In an embodiment of <FIG>, for example, at an end part of the first non-bending part <NUM> of the flexible display <NUM>, the third film layer <NUM> protrudes relative to the second film layer <NUM>, and the second film layer <NUM> protrudes relative to the first film layer <NUM>. At an end part of the third non-bending part <NUM> of the flexible display <NUM>, the first film layer <NUM> protrudes relative to the second film layer <NUM>, the second film layer <NUM> protrudes relative to the third film layer <NUM>, and the first adhesive layer <NUM> and the second adhesive layer <NUM> deform. In other words, a modulus of the first adhesive layer <NUM> and a modulus of the second adhesive layer <NUM> are less than a modulus of the first film layer <NUM>, a modulus of the second film layer <NUM>, and a modulus of the third film layer <NUM>. In other words, a stiffness of these adhesive layers is less than a stiffness of the film layers.

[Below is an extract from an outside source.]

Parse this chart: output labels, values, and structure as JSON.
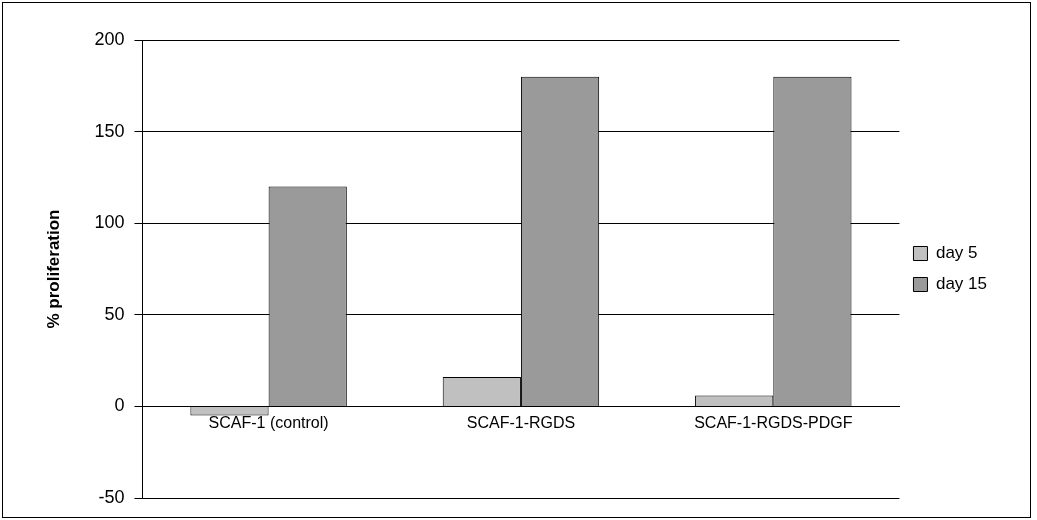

Deformation of these adhesive layers enables smooth dislocation between the plurality of film layers, thereby reducing a risk of film layer separation or an adhesive failure of the flexible display <NUM>, and improving reliability of the flexible display <NUM>.

In this embodiment, because the flexible display <NUM> is in an S shape when the electronic device <NUM> is in a closed state, a bending radius difference between layer structures of the flexible display <NUM> is relatively small, and dislocation statuses of the plurality of film layers of the flexible display <NUM> at two ends are opposite, so that a dislocation requirement between the plurality of layer structures of the flexible display <NUM> can be reduced, and reliability of the flexible display <NUM> is improved.

Claim 1:
An electronic device (<NUM>), comprising a housing assembly (<NUM>), a flexible display (<NUM>), and an adhesive layer assembly (<NUM>), wherein the adhesive layer assembly (<NUM>) is bonded between the housing assembly (<NUM>) and the flexible display (<NUM>);
the housing assembly (<NUM>) comprises a first housing (<NUM>), a rotating shaft (<NUM>), and a second housing (<NUM>) that are connected in sequence, wherein the rotating shaft (<NUM>) can deform, so that the first housing (<NUM>) and the second housing (<NUM>) are unfolded or folded relative to each other;
the flexible display (<NUM>) comprises a first non-bending part (<NUM>), a bending part (<NUM>), and a second non-bending part (<NUM>) that are sequentially arranged, the first non-bending part (<NUM>) faces the first housing (<NUM>), the bending part (<NUM>) faces the rotating shaft (<NUM>), the second non-bending part (<NUM>) faces the second housing (<NUM>), and when the first housing (<NUM>) and the second housing (<NUM>) are folded relative to each other to a closed state, the flexible display (<NUM>) is located inside the housing assembly (<NUM>);
the adhesive layer assembly (<NUM>) comprises two strong adhesive layers (<NUM>) and two weak adhesive layers (<NUM>), wherein one strong adhesive layer (<NUM>) and one weak adhesive layer (<NUM>) are bonded between the first non-bending part (<NUM>) and the first housing (<NUM>), and the other strong adhesive layer (<NUM>) and the other weak adhesive layer (<NUM>) are bonded between the second non-bending part (<NUM>) and the second housing (<NUM>), wherein
the strong adhesive layer (<NUM>) is close to the rotating shaft (<NUM>) relative to the adjacent weak adhesive layer (<NUM>), and a stiffness of the strong adhesive layer (<NUM>) is higher than a stiffness of the weak adhesive layer (<NUM>).